Summary 18th - 24th February 2004
HUMAN CLONING
- “There is a real danger that cures will be delayed by diverting funding into cloning and embryo research. For the sake of patients we have to focus on adult stem cells.”
- “The UK Parliament was correct to allow Theraputic Cloning under strict regulation, as it has the potential to cure millions of people who suffer from serious, chronic diseases, which cause such misery to them and their families, worldwide.”
- “Once an embryo is aware of itself then it enters “the club of life” and should have full human rights, but until then if there are valid reasons we may intervene.”
SURROGACY AND DONATION
- “What I find ‘scary’ is being an ordinary housewife voicing an opinion in the public domain without fear. I do not have the advantage of a medical training or the jargon to express it. Strangely, those with scientific training are equally reticent to post their opinions. The silence from the scientific community as well as the public one was deafening.

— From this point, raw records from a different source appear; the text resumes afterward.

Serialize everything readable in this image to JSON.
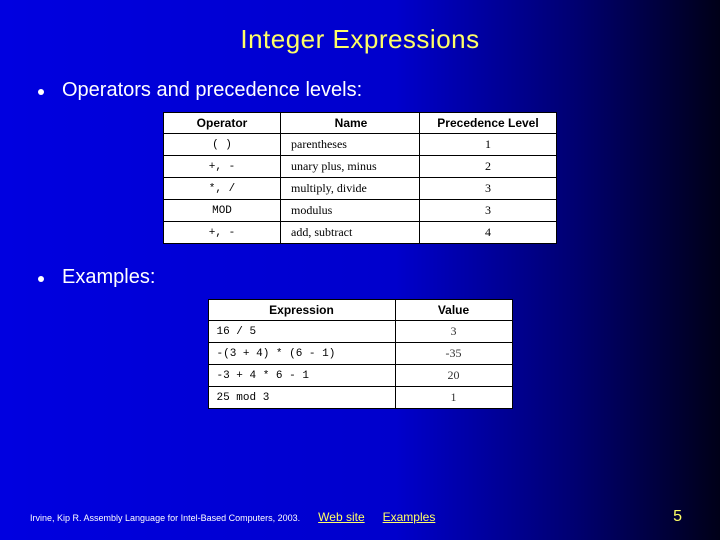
{
  "title": "Integer Expressions",
  "bullets": {
    "b1": "Operators and precedence levels:",
    "b2": "Examples:"
  },
  "table1": {
    "headers": {
      "c1": "Operator",
      "c2": "Name",
      "c3": "Precedence Level"
    },
    "rows": [
      {
        "op": "( )",
        "name": "parentheses",
        "prec": "1"
      },
      {
        "op": "+, -",
        "name": "unary plus, minus",
        "prec": "2"
      },
      {
        "op": "*, /",
        "name": "multiply, divide",
        "prec": "3"
      },
      {
        "op": "MOD",
        "name": "modulus",
        "prec": "3"
      },
      {
        "op": "+, -",
        "name": "add, subtract",
        "prec": "4"
      }
    ]
  },
  "table2": {
    "headers": {
      "c1": "Expression",
      "c2": "Value"
    },
    "rows": [
      {
        "expr": "16 / 5",
        "val": "3"
      },
      {
        "expr": "-(3 + 4) * (6 - 1)",
        "val": "-35"
      },
      {
        "expr": "-3 + 4 * 6 - 1",
        "val": "20"
      },
      {
        "expr": "25 mod 3",
        "val": "1"
      }
    ]
  },
  "footer": {
    "cite": "Irvine, Kip R. Assembly Language for Intel-Based Computers, 2003.",
    "link1": "Web site",
    "link2": "Examples",
    "page": "5"
  }
}
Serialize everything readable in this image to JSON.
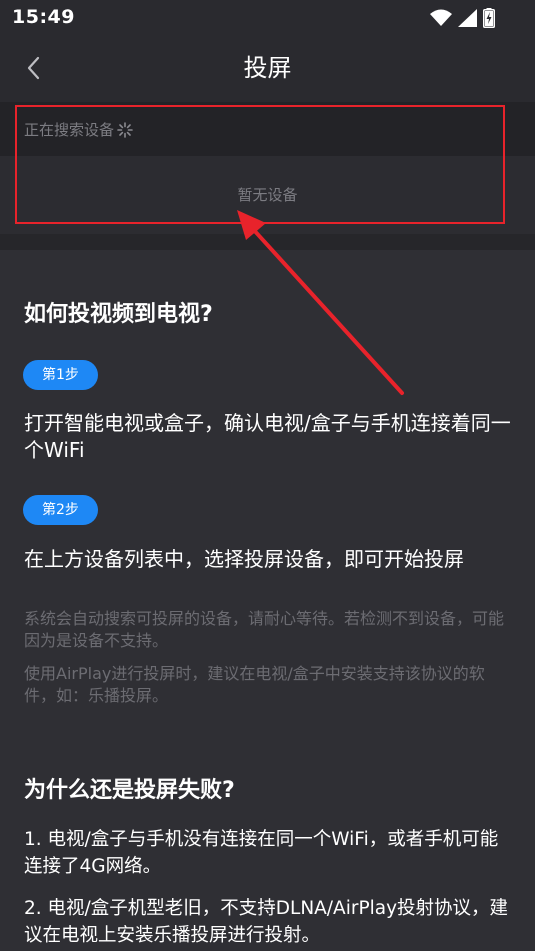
{
  "status_bar": {
    "time": "15:49",
    "icons": [
      "wifi-icon",
      "signal-icon",
      "battery-charging-icon"
    ]
  },
  "header": {
    "back_icon": "chevron-left-icon",
    "title": "投屏"
  },
  "devices": {
    "searching_label": "正在搜索设备",
    "loading_icon": "spinner-icon",
    "empty_label": "暂无设备"
  },
  "howto": {
    "title": "如何投视频到电视?",
    "steps": [
      {
        "badge": "第1步",
        "text": "打开智能电视或盒子，确认电视/盒子与手机连接着同一个WiFi"
      },
      {
        "badge": "第2步",
        "text": "在上方设备列表中，选择投屏设备，即可开始投屏"
      }
    ],
    "hints": [
      "系统会自动搜索可投屏的设备，请耐心等待。若检测不到设备，可能因为是设备不支持。",
      "使用AirPlay进行投屏时，建议在电视/盒子中安装支持该协议的软件，如：乐播投屏。"
    ]
  },
  "failure": {
    "title": "为什么还是投屏失败?",
    "reasons": [
      "1. 电视/盒子与手机没有连接在同一个WiFi，或者手机可能连接了4G网络。",
      "2. 电视/盒子机型老旧，不支持DLNA/AirPlay投射协议，建议在电视上安装乐播投屏进行投射。"
    ]
  },
  "colors": {
    "background": "#2f2f34",
    "accent": "#1e88f5",
    "annotation": "#e8232b",
    "muted_text": "#7c7c82"
  }
}
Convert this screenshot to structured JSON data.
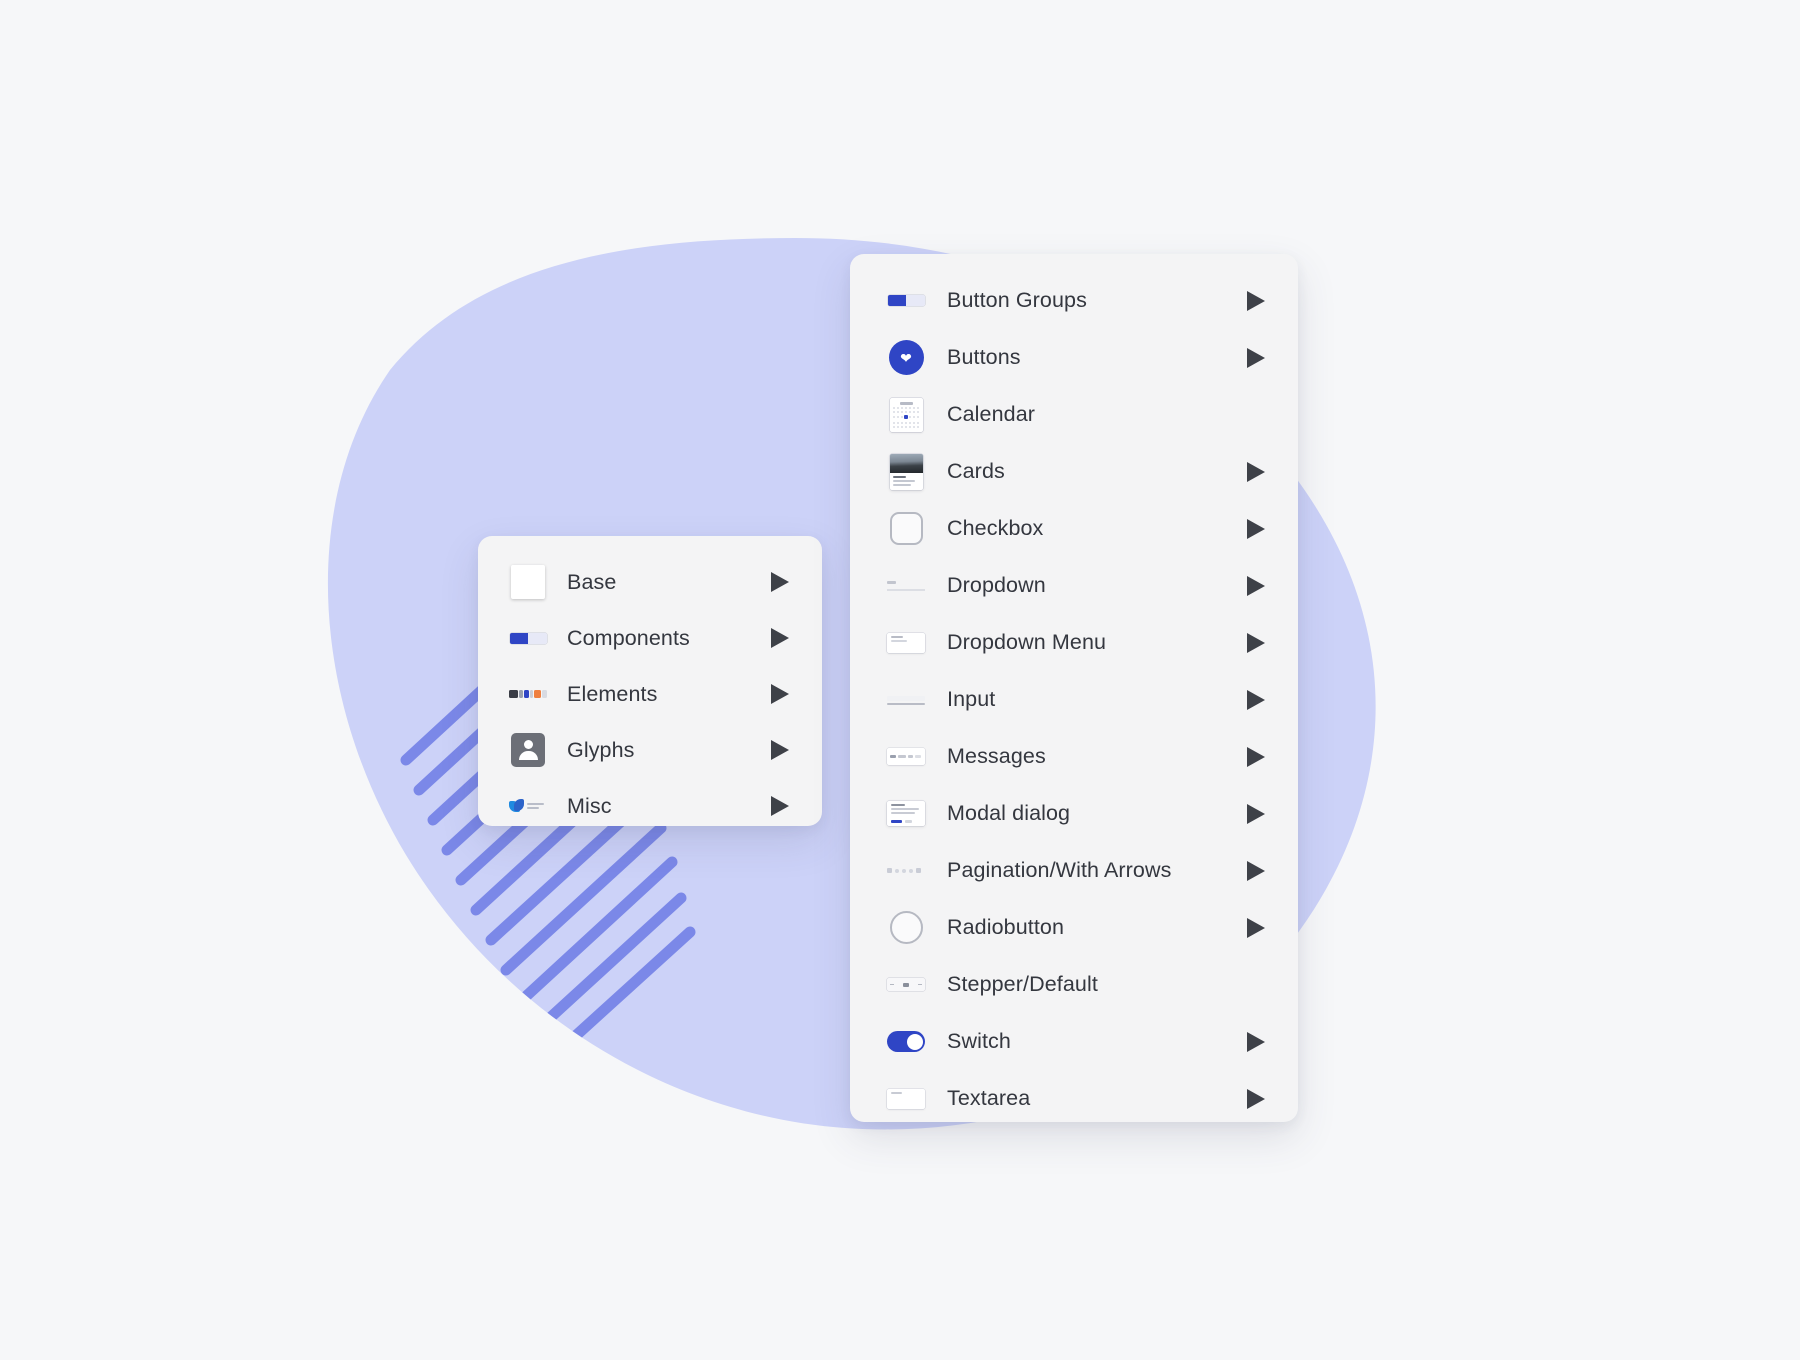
{
  "canvas": {
    "background_color": "#f6f7f9",
    "blob_color": "#ccd2f8",
    "stripe_color": "#7b88e8"
  },
  "panels": {
    "components_menu": {
      "name": "Components category menu",
      "items": [
        {
          "label": "Base",
          "icon": "white-square-icon",
          "has_submenu": true
        },
        {
          "label": "Components",
          "icon": "button-group-icon",
          "has_submenu": true
        },
        {
          "label": "Elements",
          "icon": "elements-strip-icon",
          "has_submenu": true
        },
        {
          "label": "Glyphs",
          "icon": "avatar-glyph-icon",
          "has_submenu": true
        },
        {
          "label": "Misc",
          "icon": "misc-shape-icon",
          "has_submenu": true
        }
      ]
    },
    "base_menu": {
      "name": "Base components submenu",
      "items": [
        {
          "label": "Button Groups",
          "icon": "button-group-icon",
          "has_submenu": true
        },
        {
          "label": "Buttons",
          "icon": "heart-button-icon",
          "has_submenu": true
        },
        {
          "label": "Calendar",
          "icon": "calendar-icon",
          "has_submenu": false
        },
        {
          "label": "Cards",
          "icon": "card-icon",
          "has_submenu": true
        },
        {
          "label": "Checkbox",
          "icon": "checkbox-icon",
          "has_submenu": true
        },
        {
          "label": "Dropdown",
          "icon": "dropdown-icon",
          "has_submenu": true
        },
        {
          "label": "Dropdown Menu",
          "icon": "dropdown-menu-icon",
          "has_submenu": true
        },
        {
          "label": "Input",
          "icon": "input-icon",
          "has_submenu": true
        },
        {
          "label": "Messages",
          "icon": "messages-icon",
          "has_submenu": true
        },
        {
          "label": "Modal dialog",
          "icon": "modal-dialog-icon",
          "has_submenu": true
        },
        {
          "label": "Pagination/With Arrows",
          "icon": "pagination-icon",
          "has_submenu": true
        },
        {
          "label": "Radiobutton",
          "icon": "radiobutton-icon",
          "has_submenu": true
        },
        {
          "label": "Stepper/Default",
          "icon": "stepper-icon",
          "has_submenu": false
        },
        {
          "label": "Switch",
          "icon": "switch-icon",
          "has_submenu": true
        },
        {
          "label": "Textarea",
          "icon": "textarea-icon",
          "has_submenu": true
        }
      ]
    }
  }
}
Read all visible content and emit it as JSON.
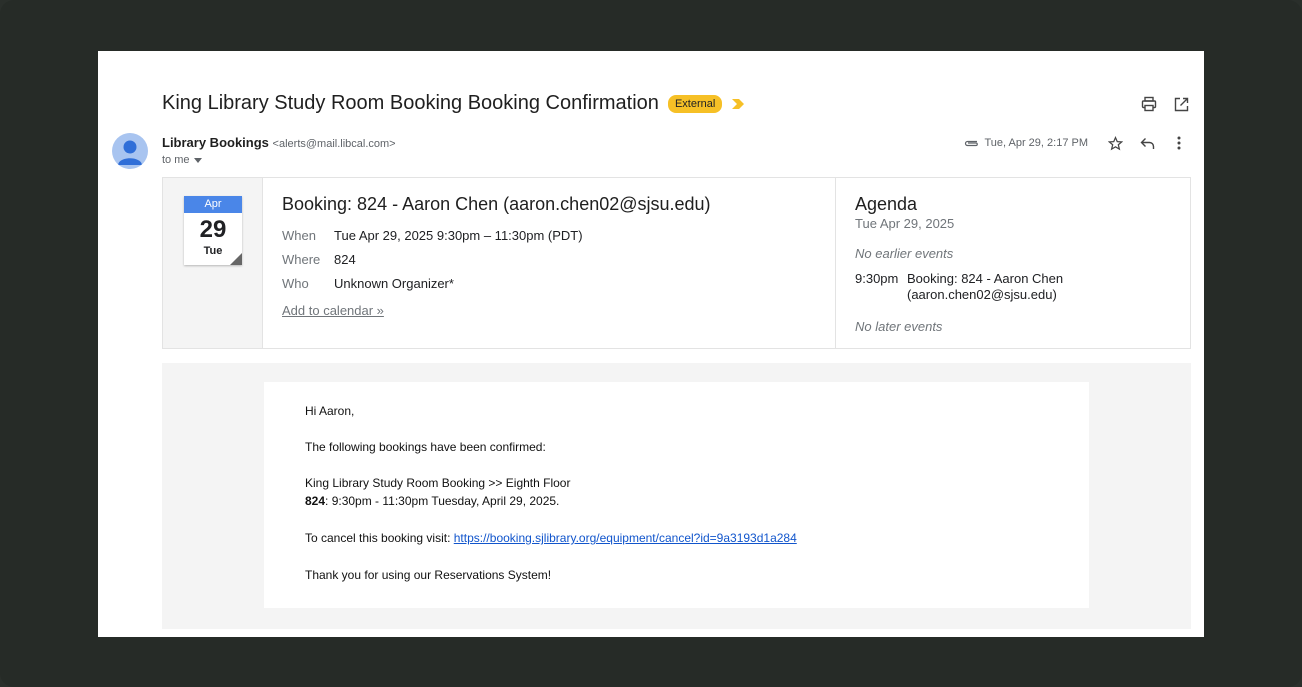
{
  "email": {
    "subject": "King Library Study Room Booking Booking Confirmation",
    "badge": "External",
    "sender_name": "Library Bookings",
    "sender_email": "<alerts@mail.libcal.com>",
    "to_label": "to me",
    "date": "Tue, Apr 29, 2:17 PM"
  },
  "invite": {
    "month": "Apr",
    "day": "29",
    "dow": "Tue",
    "title": "Booking: 824 - Aaron Chen (aaron.chen02@sjsu.edu)",
    "rows": [
      {
        "k": "When",
        "v": "Tue Apr 29, 2025 9:30pm – 11:30pm (PDT)"
      },
      {
        "k": "Where",
        "v": "824"
      },
      {
        "k": "Who",
        "v": "Unknown Organizer*"
      }
    ],
    "add_to_calendar": "Add to calendar »"
  },
  "agenda": {
    "title": "Agenda",
    "date": "Tue Apr 29, 2025",
    "no_earlier": "No earlier events",
    "event_time": "9:30pm",
    "event_desc": "Booking: 824 - Aaron Chen (aaron.chen02@sjsu.edu)",
    "no_later": "No later events"
  },
  "message": {
    "greeting": "Hi Aaron,",
    "intro": "The following bookings have been confirmed:",
    "booking_line": "King Library Study Room Booking >> Eighth Floor",
    "room": "824",
    "time_line": ": 9:30pm - 11:30pm Tuesday, April 29, 2025.",
    "cancel_prefix": "To cancel this booking visit: ",
    "cancel_url": "https://booking.sjlibrary.org/equipment/cancel?id=9a3193d1a284",
    "thanks": "Thank you for using our Reservations System!"
  },
  "colors": {
    "badge": "#f6c026",
    "calendar_header": "#4a86e8",
    "link": "#1155cc"
  }
}
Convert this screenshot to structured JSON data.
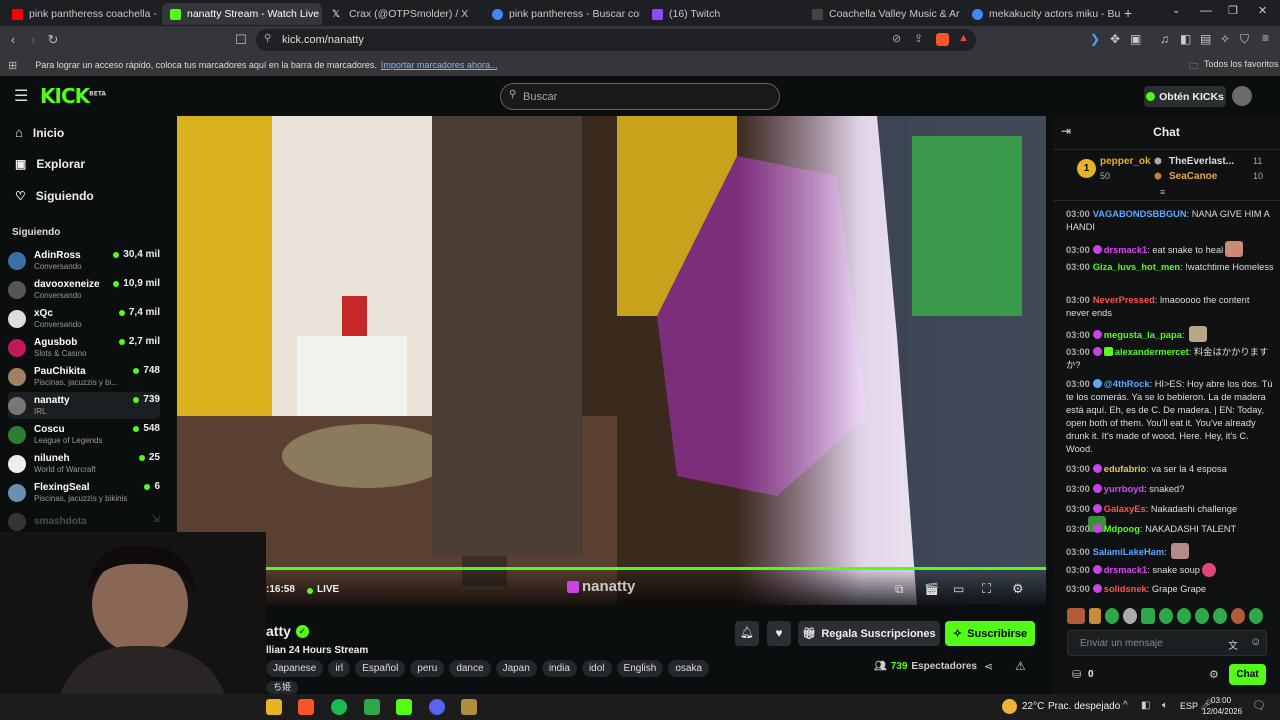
{
  "browser": {
    "tabs": [
      {
        "title": "pink pantheress coachella - YouTube",
        "icon": "youtube-icon",
        "color": "#ff0000"
      },
      {
        "title": "nanatty Stream - Watch Live",
        "icon": "kick-icon",
        "color": "#53fc18"
      },
      {
        "title": "Crax (@OTPSmolder) / X",
        "icon": "x-icon",
        "color": "#ffffff"
      },
      {
        "title": "pink pantheress - Buscar con Google",
        "icon": "google-icon",
        "color": "#4285f4"
      },
      {
        "title": "(16) Twitch",
        "icon": "twitch-icon",
        "color": "#9146ff"
      },
      {
        "title": "Coachella Valley Music & Arts Festival",
        "icon": "coachella-icon",
        "color": "#444"
      },
      {
        "title": "mekakucity actors miku - Buscar con Google",
        "icon": "google-icon",
        "color": "#4285f4"
      }
    ],
    "url": "kick.com/nanatty",
    "bookmarks_text": "Para lograr un acceso rápido, coloca tus marcadores aquí en la barra de marcadores.",
    "bookmarks_link": "Importar marcadores ahora...",
    "all_favorites": "Todos los favoritos"
  },
  "kick": {
    "logo": "KICK",
    "beta": "BETA",
    "search_placeholder": "Buscar",
    "get_kicks": "Obtén KICKs",
    "nav": [
      {
        "label": "Inicio",
        "icon": "home-icon"
      },
      {
        "label": "Explorar",
        "icon": "compass-icon"
      },
      {
        "label": "Siguiendo",
        "icon": "heart-icon"
      }
    ],
    "following_header": "Siguiendo",
    "following": [
      {
        "name": "AdinRoss",
        "game": "Conversando",
        "viewers": "30,4 mil",
        "color": "#3a6ea5"
      },
      {
        "name": "davooxeneize",
        "game": "Conversando",
        "viewers": "10,9 mil",
        "color": "#555"
      },
      {
        "name": "xQc",
        "game": "Conversando",
        "viewers": "7,4 mil",
        "color": "#ddd"
      },
      {
        "name": "Agusbob",
        "game": "Slots & Casino",
        "viewers": "2,7 mil",
        "color": "#c2185b"
      },
      {
        "name": "PauChikita",
        "game": "Piscinas, jacuzzis y bi...",
        "viewers": "748",
        "color": "#a08060"
      },
      {
        "name": "nanatty",
        "game": "IRL",
        "viewers": "739",
        "color": "#777"
      },
      {
        "name": "Coscu",
        "game": "League of Legends",
        "viewers": "548",
        "color": "#2e7d32"
      },
      {
        "name": "niluneh",
        "game": "World of Warcraft",
        "viewers": "25",
        "color": "#eee"
      },
      {
        "name": "FlexingSeal",
        "game": "Piscinas, jacuzzis y bikinis",
        "viewers": "6",
        "color": "#6a8fb0"
      },
      {
        "name": "smashdota",
        "game": "",
        "viewers": "",
        "color": "#666"
      }
    ]
  },
  "player": {
    "time": ":16:58",
    "live_label": "LIVE",
    "watermark": "nanatty"
  },
  "stream": {
    "name": "atty",
    "title": "llian 24 Hours Stream",
    "tags": [
      "Japanese",
      "irl",
      "Español",
      "peru",
      "dance",
      "Japan",
      "india",
      "idol",
      "English",
      "osaka"
    ],
    "extra_tag": "ち姫",
    "follow_bell": "bell-icon",
    "gift_subs": "Regala Suscripciones",
    "subscribe": "Suscribirse",
    "viewers": "739",
    "viewers_label": "Espectadores"
  },
  "chat": {
    "title": "Chat",
    "top_gifters": [
      {
        "name": "pepper_ok",
        "count": "50"
      },
      {
        "name": "TheEverlast...",
        "count": "11"
      },
      {
        "name": "SeaCanoe",
        "count": "10"
      }
    ],
    "messages": [
      {
        "time": "03:00",
        "user": "VAGABONDSBBGUN",
        "color": "#5aa9ff",
        "text": "NANA GIVE HIM A HANDI",
        "badge": false,
        "emote": false
      },
      {
        "time": "03:00",
        "user": "drsmack1",
        "color": "#e040fb",
        "text": "eat snake to heal",
        "badge": true,
        "emote": true
      },
      {
        "time": "03:00",
        "user": "Giza_luvs_hot_men",
        "color": "#53fc18",
        "text": "!watchtime Homeless",
        "badge": false,
        "emote": false
      },
      {
        "time": "03:00",
        "user": "NeverPressed",
        "color": "#ff5252",
        "text": "lmaooooo the content never ends",
        "badge": false,
        "emote": false
      },
      {
        "time": "03:00",
        "user": "megusta_la_papa",
        "color": "#53fc18",
        "text": "",
        "badge": true,
        "emote": true
      },
      {
        "time": "03:00",
        "user": "alexandermercet",
        "color": "#53fc18",
        "text": "料金はかかりますか?",
        "badge": true,
        "emote": false
      },
      {
        "time": "03:00",
        "user": "@4thRock",
        "color": "#5aa9ff",
        "text": "HI>ES: Hoy abre los dos. Tú te los comerás. Ya se lo bebieron. La de madera está aquí. Eh, es de C. De madera. | EN: Today, open both of them. You'll eat it. You've already drunk it. It's made of wood. Here. Hey, it's C. Wood.",
        "badge": true,
        "emote": false
      },
      {
        "time": "03:00",
        "user": "edufabrio",
        "color": "#e6c84a",
        "text": "va ser la 4 esposa",
        "badge": true,
        "emote": false
      },
      {
        "time": "03:00",
        "user": "yurrboyd",
        "color": "#e040fb",
        "text": "snaked?",
        "badge": true,
        "emote": false
      },
      {
        "time": "03:00",
        "user": "GalaxyEs",
        "color": "#ff5252",
        "text": "Nakadashi challenge",
        "badge": true,
        "emote": true
      },
      {
        "time": "03:00",
        "user": "Mdpoog",
        "color": "#53fc18",
        "text": "NAKADASHI TALENT",
        "badge": true,
        "emote": false
      },
      {
        "time": "03:00",
        "user": "SalamiLakeHam",
        "color": "#5aa9ff",
        "text": "",
        "badge": false,
        "emote": true
      },
      {
        "time": "03:00",
        "user": "drsmack1",
        "color": "#e040fb",
        "text": "snake soup",
        "badge": true,
        "emote": true
      },
      {
        "time": "03:00",
        "user": "solidsnek",
        "color": "#ff5252",
        "text": "Grape Grape",
        "badge": true,
        "emote": false
      }
    ],
    "input_placeholder": "Enviar un mensaje",
    "points": "0",
    "send_label": "Chat"
  },
  "taskbar": {
    "weather_temp": "22°C",
    "weather_desc": "Prac. despejado",
    "lang": "ESP",
    "time": "03:00",
    "date": "12/04/2026"
  },
  "colors": {
    "accent": "#53fc18"
  }
}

My thanks to the Science & Technology Committee, the eDemocracy Project Manager and the whole team at Hansard for all their hard work.”
- “There is a fundamental difference between animals created with some human genes, and the reprogramming of the human genome by animal reprogramming factors which have evolved to create rabbits, cows etc. The implications of this difference are both biological and ethical.”
- “How sad that UK scientist Ian Wilmut has decided to go ahead with human cloning in the same week as the Koreans have come to their senses.”
CONSENT AND CONFIDENTIALITY
- “Wrongfully attributed paternity is no comparison to a situation whereby the medical profession, the donor, the state, the biological parent and the social parent all conspire to deliberately create and deceive the artificially conceived person (along with other members of it’s family and the rest of society) about the true nature of it’s origins.”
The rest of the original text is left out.